Beyrouth classée ville la plus chère au Moyen-Orient

Le dernier rapport de Global Property Guide indique, sans surprise, que la capitale libanaise est l’une des plus chères de la région, en termes de prix d’achat d’un appartement de 150 mètres carrés comme sur le plan des loyers – qui s’élèvent en moyenne à plus de 1 600 dollars par mois.

Dans son rapport annuel portant sur les dernières tendances de l’investissement immobilier dans le monde, le site spécialisé Global Property Guide a indiqué que Beyrouth a occupé en 2012 la 46e position sur 94 marchés recensés – en termes de prix relatifs à un appartement de 150 mètres carrés.

En moyenne, le prix d’un appartement à Beyrouth se situait en 2012 autour de 3 591 dollars le mètre carré, a indiqué ce rapport, cité par le Lebanon this Week de Byblos Bank.

Beyrouth a également été classée 16e sur 83 marchés immobiliers en termes de prix d’un appartement par rapport à son loyer (ratio price-to-rent ou prix-loyer), et première de la région du Moyen-Orient et de l’Afrique du Nord (MENA).
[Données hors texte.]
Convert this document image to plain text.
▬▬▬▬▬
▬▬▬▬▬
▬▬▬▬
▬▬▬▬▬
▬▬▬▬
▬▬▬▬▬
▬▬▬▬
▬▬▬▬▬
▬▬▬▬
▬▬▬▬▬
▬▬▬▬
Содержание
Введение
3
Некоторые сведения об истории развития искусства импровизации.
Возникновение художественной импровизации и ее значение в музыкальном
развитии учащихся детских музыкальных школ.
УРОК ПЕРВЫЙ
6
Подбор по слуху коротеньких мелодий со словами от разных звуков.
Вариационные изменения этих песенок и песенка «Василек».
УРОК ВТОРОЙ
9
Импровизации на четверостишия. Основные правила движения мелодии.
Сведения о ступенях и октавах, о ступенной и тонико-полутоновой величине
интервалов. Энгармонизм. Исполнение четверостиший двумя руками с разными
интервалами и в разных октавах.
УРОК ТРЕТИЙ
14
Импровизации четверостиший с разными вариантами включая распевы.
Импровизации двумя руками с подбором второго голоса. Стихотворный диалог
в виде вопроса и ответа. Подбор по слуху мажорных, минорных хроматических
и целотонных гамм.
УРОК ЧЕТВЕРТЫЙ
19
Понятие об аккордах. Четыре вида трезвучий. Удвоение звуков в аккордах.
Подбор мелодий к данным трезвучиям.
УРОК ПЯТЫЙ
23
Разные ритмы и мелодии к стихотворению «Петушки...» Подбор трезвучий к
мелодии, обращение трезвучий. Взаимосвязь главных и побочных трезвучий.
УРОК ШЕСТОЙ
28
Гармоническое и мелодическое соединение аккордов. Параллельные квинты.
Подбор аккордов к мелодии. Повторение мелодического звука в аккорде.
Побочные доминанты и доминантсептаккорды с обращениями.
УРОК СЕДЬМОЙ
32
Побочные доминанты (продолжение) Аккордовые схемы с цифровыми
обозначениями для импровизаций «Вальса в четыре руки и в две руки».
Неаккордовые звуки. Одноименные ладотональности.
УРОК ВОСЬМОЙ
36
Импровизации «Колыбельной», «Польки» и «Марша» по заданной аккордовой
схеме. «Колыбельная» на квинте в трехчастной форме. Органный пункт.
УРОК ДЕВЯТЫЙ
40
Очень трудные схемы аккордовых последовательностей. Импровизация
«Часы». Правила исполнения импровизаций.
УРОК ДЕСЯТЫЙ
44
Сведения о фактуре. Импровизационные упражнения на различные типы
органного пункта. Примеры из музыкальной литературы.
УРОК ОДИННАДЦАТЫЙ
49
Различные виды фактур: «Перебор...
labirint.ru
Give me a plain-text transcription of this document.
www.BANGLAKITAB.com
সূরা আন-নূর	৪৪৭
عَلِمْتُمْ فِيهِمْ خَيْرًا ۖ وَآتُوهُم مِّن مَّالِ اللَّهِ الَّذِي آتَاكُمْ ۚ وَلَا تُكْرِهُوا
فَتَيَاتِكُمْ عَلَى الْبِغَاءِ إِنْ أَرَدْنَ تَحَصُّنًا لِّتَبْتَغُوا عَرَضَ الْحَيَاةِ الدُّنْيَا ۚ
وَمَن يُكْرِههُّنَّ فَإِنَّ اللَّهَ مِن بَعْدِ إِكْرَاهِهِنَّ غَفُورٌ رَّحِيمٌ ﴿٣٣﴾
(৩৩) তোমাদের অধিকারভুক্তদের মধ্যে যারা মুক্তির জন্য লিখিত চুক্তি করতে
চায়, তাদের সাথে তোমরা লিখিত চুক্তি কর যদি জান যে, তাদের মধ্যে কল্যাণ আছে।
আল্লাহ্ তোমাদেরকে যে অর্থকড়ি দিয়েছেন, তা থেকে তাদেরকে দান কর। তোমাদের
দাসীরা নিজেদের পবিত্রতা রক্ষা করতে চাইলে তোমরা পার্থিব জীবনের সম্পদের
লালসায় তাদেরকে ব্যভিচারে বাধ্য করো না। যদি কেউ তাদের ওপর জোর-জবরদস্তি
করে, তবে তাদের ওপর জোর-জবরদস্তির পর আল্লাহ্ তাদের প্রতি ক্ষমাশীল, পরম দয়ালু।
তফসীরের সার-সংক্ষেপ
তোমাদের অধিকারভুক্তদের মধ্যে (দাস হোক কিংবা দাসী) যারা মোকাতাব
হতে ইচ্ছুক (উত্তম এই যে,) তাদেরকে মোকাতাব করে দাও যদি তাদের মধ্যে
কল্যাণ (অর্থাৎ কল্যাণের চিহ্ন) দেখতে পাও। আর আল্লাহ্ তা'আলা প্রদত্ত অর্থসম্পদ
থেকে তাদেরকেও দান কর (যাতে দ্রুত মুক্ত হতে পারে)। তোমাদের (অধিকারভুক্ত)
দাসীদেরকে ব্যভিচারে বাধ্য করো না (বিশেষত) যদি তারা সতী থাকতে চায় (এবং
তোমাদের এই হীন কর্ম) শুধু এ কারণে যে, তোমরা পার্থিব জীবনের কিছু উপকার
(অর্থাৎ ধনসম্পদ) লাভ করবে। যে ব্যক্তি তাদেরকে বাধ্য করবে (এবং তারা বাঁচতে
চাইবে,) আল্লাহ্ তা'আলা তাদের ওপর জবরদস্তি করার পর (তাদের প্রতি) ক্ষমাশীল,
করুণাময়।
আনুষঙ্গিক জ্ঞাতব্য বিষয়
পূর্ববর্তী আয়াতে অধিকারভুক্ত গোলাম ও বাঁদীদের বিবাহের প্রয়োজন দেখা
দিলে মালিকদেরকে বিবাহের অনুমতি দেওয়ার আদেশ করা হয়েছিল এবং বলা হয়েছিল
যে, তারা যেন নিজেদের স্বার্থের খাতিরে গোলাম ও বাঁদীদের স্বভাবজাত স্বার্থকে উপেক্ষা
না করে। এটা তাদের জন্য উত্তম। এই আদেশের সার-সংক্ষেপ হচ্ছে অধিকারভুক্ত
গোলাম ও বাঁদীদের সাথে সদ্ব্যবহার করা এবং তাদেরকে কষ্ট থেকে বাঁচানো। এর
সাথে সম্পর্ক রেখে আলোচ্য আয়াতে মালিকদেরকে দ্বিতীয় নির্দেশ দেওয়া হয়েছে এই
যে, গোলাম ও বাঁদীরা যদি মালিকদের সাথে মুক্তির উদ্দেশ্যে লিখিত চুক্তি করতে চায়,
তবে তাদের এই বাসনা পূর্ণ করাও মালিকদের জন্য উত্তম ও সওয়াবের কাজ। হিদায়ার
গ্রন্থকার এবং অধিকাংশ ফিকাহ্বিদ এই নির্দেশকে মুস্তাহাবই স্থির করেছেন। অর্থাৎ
Ce ratio traduit les années de loyer requises pour être en mesure d’acquérir une propriété immobilière – soit 28 ans pour récupérer à Beyrouth le prix d’achat d’un 150 mètres carrés, un ratio similaire à celui de Prague, contre une moyenne régionale de 16,4 années.

Toujours sur le plan des loyers, le rapport a indiqué que la capitale libanaise est également arrivée seconde au classement de cherté des loyers, pratiqués sur une base mensuelle, et 48e au classement mondial, devant Nairobi au Kenya et Managua au Nicaragua, mais derrière Prague et Panama City. En moyenne, le loyer d’un appartement de 150 mètres carrés s’élève à 1 623 dollars/mois, a noté le rapport.

Prix moyen d’un appartement à Beyrouth : 34 fois le PIB par habitant.

Beyrouth était également en seconde position au classement des pays arabes en ce qui concerne le ratio du prix moyen par appartement sur le produit intérieur brut (PIB) par habitant. En effet, le prix moyen d’un appartement à Beyrouth représente 34 fois le PIB par habitant du Liban – et en fait la deuxième ville la plus chère sur cinq pays de la région du Moyen-Orient et de l’Afrique du Nord, derrière le Maroc (66 fois le PIB) et devant la Jordanie (29 fois), l’Égypte (28 fois) et les Émirats arabes unis (6 fois). En comparaison, le ratio moyen de la région s’établit autour de 33 fois le PIB par habitant.

Il convient de noter que le prix au mètre carré d’un appartement au centre-ville de Beyrouth s’établit, lui, à un prix oscillant entre 4 200 et 6 800 dollars, contre 1 200 dollars en 2004, a relevé le rapport.

À l’échelle mondiale, les prix d’un appartement sur Beyrouth étaient plus chers qu’à Auckland, en Nouvelle-Zélande, ou à Ljubljana, en Slovénie, mais inférieurs à ceux affichés dans la capitale maltaise, La Valette, a indiqué le rapport.

En termes de Gross Rental Yield, ou GRY, Beyrouth est arrivée en 66e position sur 83 marchés recensés, et dernière parmi les pays arabes avec 3,6 %, contre une moyenne régionale de 6,8 %, a indiqué le rapport, rappelant que le GRY, chiffre-clé pour les investisseurs, représente le retour sur investissement immobilier avant taxation, frais de maintenance et autres coûts. « Or celui-ci est passé, pour Beyrouth, de 10 à 11 % en 2006 à 2,7 à 3,6 % aujourd’hui, a mis en garde Global Property Guide. Des prix immobiliers élevés et des GRY bas ne peuvent pas être maintenus sur le long terme. » De fait, la notation GRY de Beyrouth a été revue à la baisse, le site la ramenant en 2012 à la catégorie « très mauvais » (very poor), contre « mauvais » (poor) en 2011.

Globalement, le GRY moyen beyrouthin est arrivé devant Prague ou encore Limassol, et légèrement derrière Moscou, Toronto et Vienne.